In Weimar war es denn auch, dass das auf den Bau als gemeinschaftliche Anstrengung aller Gewerke ausgerichtete „Staatliche Bauhaus“, so der damalige Name der späteren Hochschule für Gestaltung, sein erstes sichtbares Zeugnis hinterließ: das „Haus Am Horn“. Entworfen nicht etwa von einem Architekten, sondern von dem Maler Georg Muche, wurde es früh zum Sinnbild und Beispiel einer gemeinschaftlich erneuerten Wohn- und Lebenskultur. Anfang Januar 2019 wurde es  von der Stadt Weimar feierlich an die Klassik Stiftung Weimar übergeben. Hellmut Seemann, Präsident der Klassik Stiftung, dankte anlässlich der Schlüsselübergabe der Stadt für diesen Schritt: „Das Haus Am Horn ist von unschätzbarer Bedeutung für die Vermittlung der Weimarer Bauhaus-Zeit. Die Stadt macht uns damit gleich zu Beginn des Bauhaus-Jahres ein großes Geschenk.“ Vom 15. bis zum 20. Januar war in den Räumen des Hauses eine kurze Sonderausstellung zu den restauratorischen Maßnahmen zu sehen. Am 18. Mai 2019, dem Geburtstag von Walter Gropius, eröffnet hier eine Dauerausstellung zur Entstehungsgeschichte und dem gestalterischen Ansatz dieses einzigartigen Musterhauses.

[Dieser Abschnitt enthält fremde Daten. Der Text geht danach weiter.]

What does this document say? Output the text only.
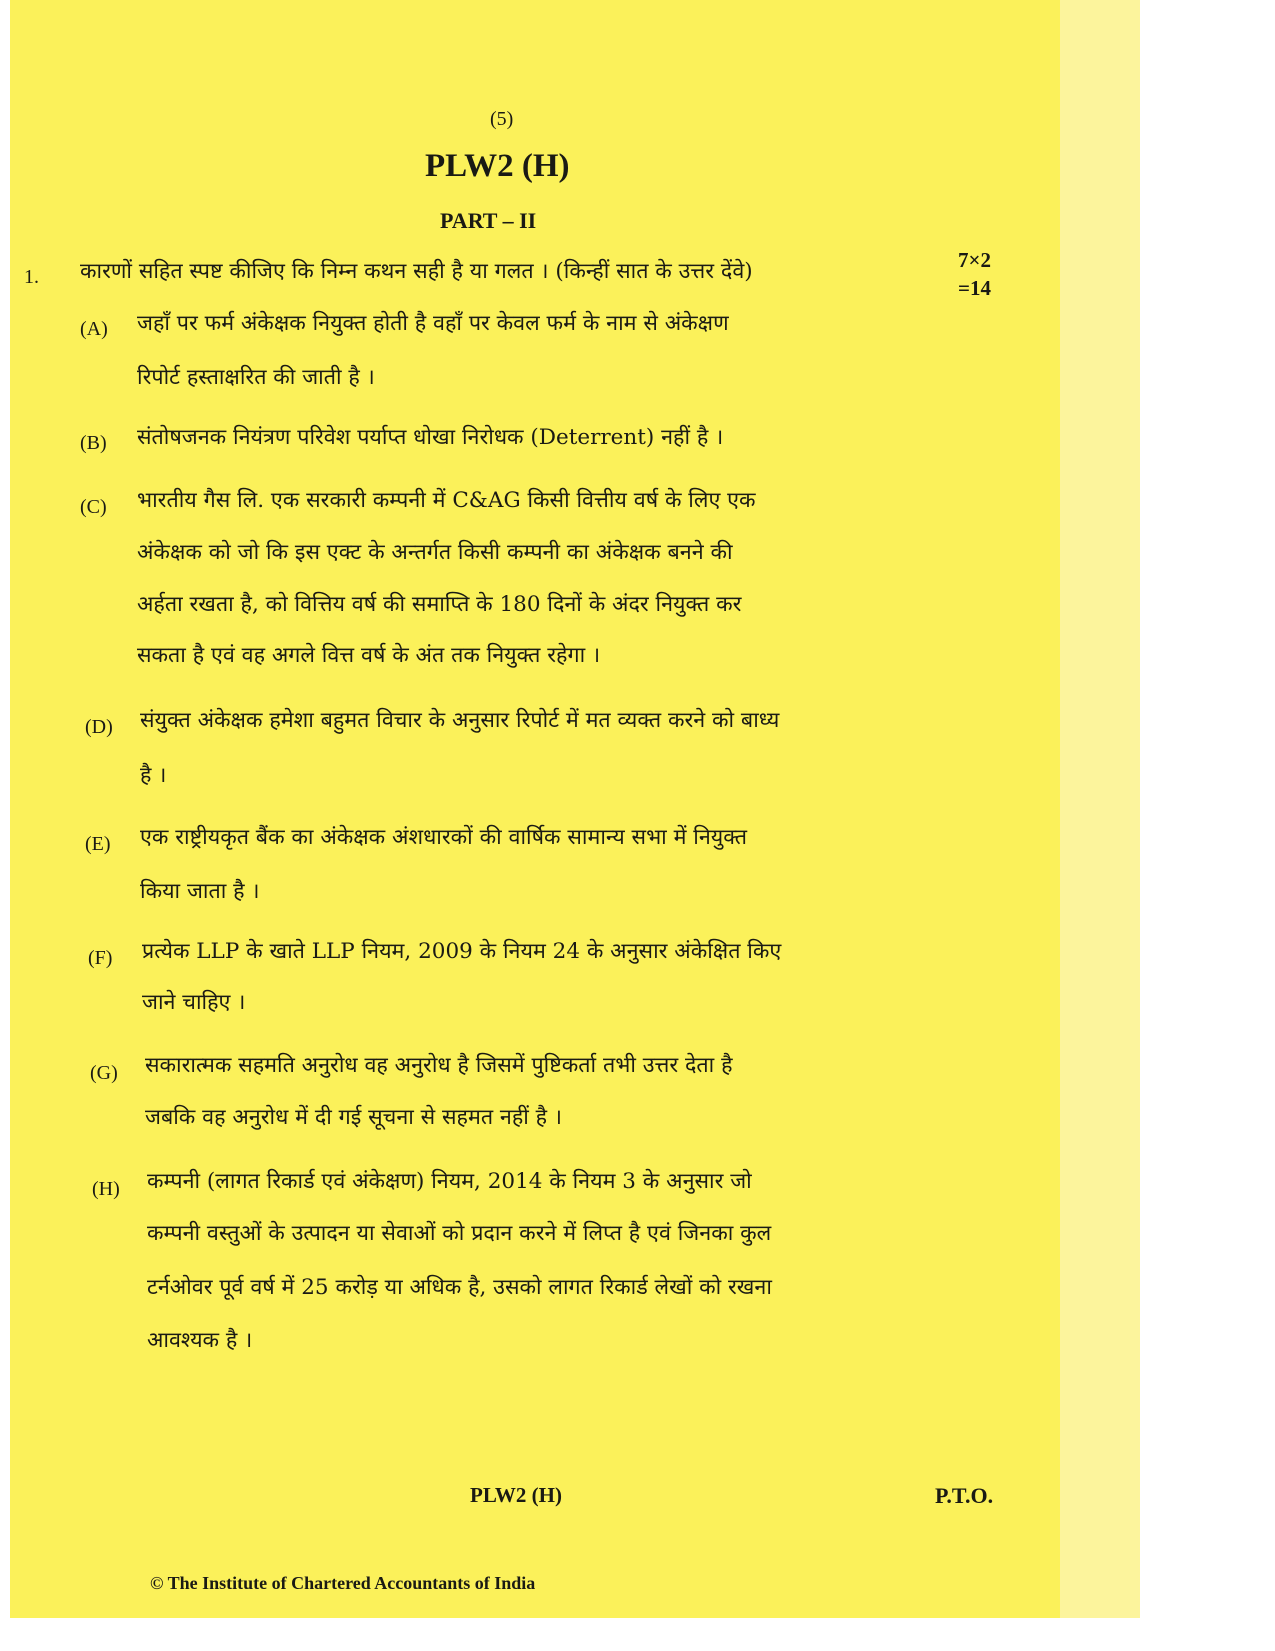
(5)
PLW2 (H)
PART – II
1. कारणों सहित स्पष्ट कीजिए कि निम्न कथन सही है या गलत । (किन्हीं सात के उत्तर देंवे)	7×2
=14
(A) जहाँ पर फर्म अंकेक्षक नियुक्त होती है वहाँ पर केवल फर्म के नाम से अंकेक्षण
रिपोर्ट हस्ताक्षरित की जाती है ।
(B) संतोषजनक नियंत्रण परिवेश पर्याप्त धोखा निरोधक (Deterrent) नहीं है ।
(C) भारतीय गैस लि. एक सरकारी कम्पनी में C&AG किसी वित्तीय वर्ष के लिए एक
अंकेक्षक को जो कि इस एक्ट के अन्तर्गत किसी कम्पनी का अंकेक्षक बनने की
अर्हता रखता है, को वित्तिय वर्ष की समाप्ति के 180 दिनों के अंदर नियुक्त कर
सकता है एवं वह अगले वित्त वर्ष के अंत तक नियुक्त रहेगा ।
(D) संयुक्त अंकेक्षक हमेशा बहुमत विचार के अनुसार रिपोर्ट में मत व्यक्त करने को बाध्य
है ।
(E) एक राष्ट्रीयकृत बैंक का अंकेक्षक अंशधारकों की वार्षिक सामान्य सभा में नियुक्त
किया जाता है ।
(F) प्रत्येक LLP के खाते LLP नियम, 2009 के नियम 24 के अनुसार अंकेक्षित किए
जाने चाहिए ।
(G) सकारात्मक सहमति अनुरोध वह अनुरोध है जिसमें पुष्टिकर्ता तभी उत्तर देता है
जबकि वह अनुरोध में दी गई सूचना से सहमत नहीं है ।
(H) कम्पनी (लागत रिकार्ड एवं अंकेक्षण) नियम, 2014 के नियम 3 के अनुसार जो
कम्पनी वस्तुओं के उत्पादन या सेवाओं को प्रदान करने में लिप्त है एवं जिनका कुल
टर्नओवर पूर्व वर्ष में 25 करोड़ या अधिक है, उसको लागत रिकार्ड लेखों को रखना
आवश्यक है ।
PLW2 (H)	P.T.O.
© The Institute of Chartered Accountants of India
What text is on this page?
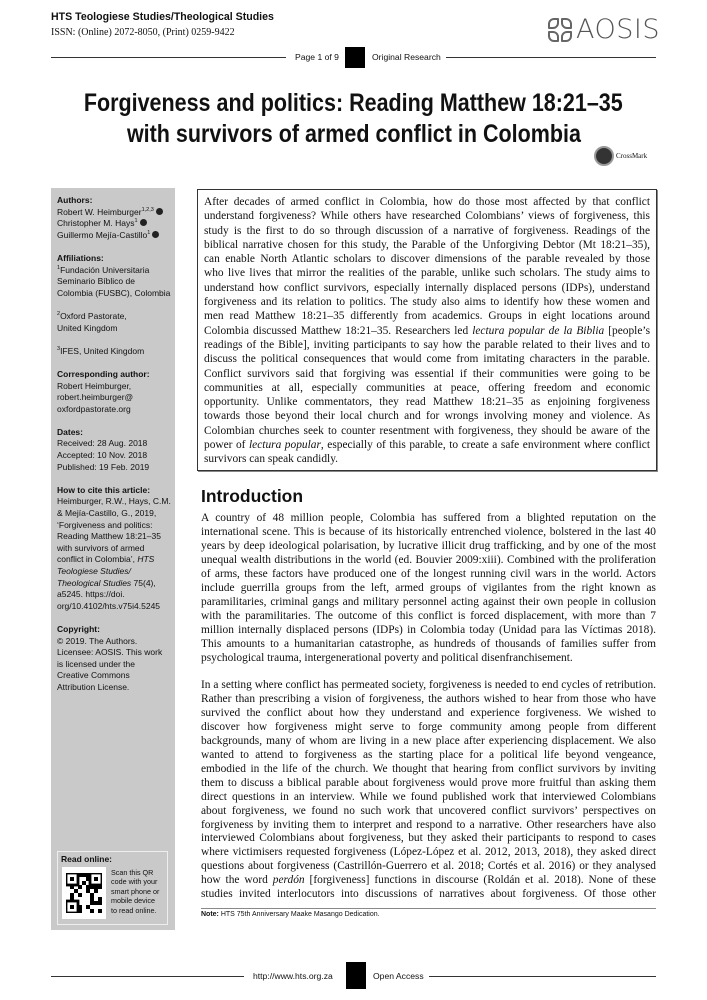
HTS Teologiese Studies/Theological Studies
ISSN: (Online) 2072-8050, (Print) 0259-9422	AOSIS
Page 1 of 9	Original Research
Forgiveness and politics: Reading Matthew 18:21–35
with survivors of armed conflict in Colombia
CrossMark
Authors:
Robert W. Heimburger$^{1,2,3}$
Christopher M. Hays$^1$
Guillermo Mejía-Castillo$^1$
Affiliations:
$^1$Fundación Universitaria
Seminario Bíblico de
Colombia (FUSBC), Colombia
$^2$Oxford Pastorate,
United Kingdom
$^3$IFES, United Kingdom
Corresponding author:
Robert Heimburger,
robert.heimburger@
oxfordpastorate.org
Dates:
Received: 28 Aug. 2018
Accepted: 10 Nov. 2018
Published: 19 Feb. 2019
How to cite this article:
Heimburger, R.W., Hays, C.M.
& Mejía-Castillo, G., 2019,
‘Forgiveness and politics:
Reading Matthew 18:21–35
with survivors of armed
conflict in Colombia’, HTS
Teologiese Studies/
Theological Studies 75(4),
a5245. https://doi.
org/10.4102/hts.v75i4.5245
Copyright:
© 2019. The Authors.
Licensee: AOSIS. This work
is licensed under the
Creative Commons
Attribution License.
Read online:
Scan this QR
code with your
smart phone or
mobile device
to read online.
After decades of armed conflict in Colombia, how do those most affected by that conflict
understand forgiveness? While others have researched Colombians’ views of forgiveness, this
study is the first to do so through discussion of a narrative of forgiveness. Readings of the
biblical narrative chosen for this study, the Parable of the Unforgiving Debtor (Mt 18:21–35),
can enable North Atlantic scholars to discover dimensions of the parable revealed by those
who live lives that mirror the realities of the parable, unlike such scholars. The study aims to
understand how conflict survivors, especially internally displaced persons (IDPs), understand
forgiveness and its relation to politics. The study also aims to identify how these women and
men read Matthew 18:21–35 differently from academics. Groups in eight locations around
Colombia discussed Matthew 18:21–35. Researchers led lectura popular de la Biblia [people’s
readings of the Bible], inviting participants to say how the parable related to their lives and to
discuss the political consequences that would come from imitating characters in the parable.
Conflict survivors said that forgiving was essential if their communities were going to be
communities at all, especially communities at peace, offering freedom and economic
opportunity. Unlike commentators, they read Matthew 18:21–35 as enjoining forgiveness
towards those beyond their local church and for wrongs involving money and violence. As
Colombian churches seek to counter resentment with forgiveness, they should be aware of the
power of lectura popular, especially of this parable, to create a safe environment where conflict
survivors can speak candidly.
Introduction
A country of 48 million people, Colombia has suffered from a blighted reputation on the
international scene. This is because of its historically entrenched violence, bolstered in the last 40
years by deep ideological polarisation, by lucrative illicit drug trafficking, and by one of the most
unequal wealth distributions in the world (ed. Bouvier 2009:xiii). Combined with the proliferation
of arms, these factors have produced one of the longest running civil wars in the world. Actors
include guerrilla groups from the left, armed groups of vigilantes from the right known as
paramilitaries, criminal gangs and military personnel acting against their own people in collusion
with the paramilitaries. The outcome of this conflict is forced displacement, with more than 7
million internally displaced persons (IDPs) in Colombia today (Unidad para las Víctimas 2018).
This amounts to a humanitarian catastrophe, as hundreds of thousands of families suffer from
psychological trauma, intergenerational poverty and political disenfranchisement.
In a setting where conflict has permeated society, forgiveness is needed to end cycles of retribution.
Rather than prescribing a vision of forgiveness, the authors wished to hear from those who have
survived the conflict about how they understand and experience forgiveness. We wished to
discover how forgiveness might serve to forge community among people from different
backgrounds, many of whom are living in a new place after experiencing displacement. We also
wanted to attend to forgiveness as the starting place for a political life beyond vengeance,
embodied in the life of the church. We thought that hearing from conflict survivors by inviting
them to discuss a biblical parable about forgiveness would prove more fruitful than asking them
direct questions in an interview. While we found published work that interviewed Colombians
about forgiveness, we found no such work that uncovered conflict survivors’ perspectives on
forgiveness by inviting them to interpret and respond to a narrative. Other researchers have also
interviewed Colombians about forgiveness, but they asked their participants to respond to cases
where victimisers requested forgiveness (López-López et al. 2012, 2013, 2018), they asked direct
questions about forgiveness (Castrillón-Guerrero et al. 2018; Cortés et al. 2016) or they analysed
how the word perdón [forgiveness] functions in discourse (Roldán et al. 2018). None of these
studies invited interlocutors into discussions of narratives about forgiveness. Of those other
Note: HTS 75th Anniversary Maake Masango Dedication.
http://www.hts.org.za	Open Access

Von der Geburtsstätte des Bauhauses über die gesamte Welt bis hin zum Ort seiner freiwilligen Auflösung spannt sich die Gesamtschau des Projektes bauhaus imaginista, die ab März im Berliner Haus der Kulturen der Welt zu sehen sein wird. Das in einer Zusammenarbeit zwischen der Bauhaus Kooperation Berlin Dessau Weimar, dem Goethe-Institut und dem Haus der Kulturen der Welt (HKW) realisierte Projekt erzählt die internationale Geschichte des Bauhauses in vier Kapiteln. Noch nie wurden bisher die globalen Auswirkungen und lokalen Rückbezüge in diesem Umfang gezeigt. Nach Ausstellungen, Symposien und Workshops 2018 in Hangzhou, Kyoto und Tokyo, Saõ Paulo, Lagos, Delhi, New York sowie Moskau, zeigt das HKW alle vier Kapitel des Ausstellungs- und Forschungsprojekts. Auf 2000m², mit historischen Objekten und neuen Auftragsarbeiten von Kader Attia, Luca Frei, Wendelien van Oldenborgh, The Otolith Group, Alice Creischer, Doreen Mende, Paulo Tavares und Zvi Efrat entfaltet sich im HKW eine Gesamtschau von bauhaus imaginista.

Mit Hochdruck arbeitet das Team von bauhaus imaginista an zwei Konferenzen, die die Kontexte der Gesamtausstellung vertiefen. Am 16. März 2019 wird die politische Bedeutung des Bauhauses und sein gesellschaftspolitischer Auftrag thematisiert. Eine zweitägige Konferenz im Mai beleuchtet die Bedeutung des Bauhauses für die Entwicklung experimenteller pädagogischer Praktiken und ihrer internationaler Resonanz aus historischer wie zeitgenössischer Perspektive. Das vierte und letzte Ausstellungskapitel „Still Undead“, das in Berlin zum ersten Mal gezeigt werden wird, beschäftigt sich mit den immateriellen, performativen und temporären Arbeiten des Bauhauses. Von zentraler Bedeutung hierfür ist das Reflektorische Farblichtspiel – ein Lichtapparat des Bauhaus-Studenten Kurt Schwerdtfeger –,  das 1922 in Kandinskys Wohnung uraufgeführt wurde. Die Fassung, die im HKW gezeigt werden wird – ein neu gebauter Apparat (Projektor) und eine visuelle Partitur –, basiert auf einer Vorführung aus dem Jahr 1968 sowie weiteren verfügbaren Originaldokumentationen. Paula Schwerdtfeger, Ur-Enkelin von Kurt Schwerdtfeger wird bei der Präsentation im HKW am 14. März 2019 anwesend sein.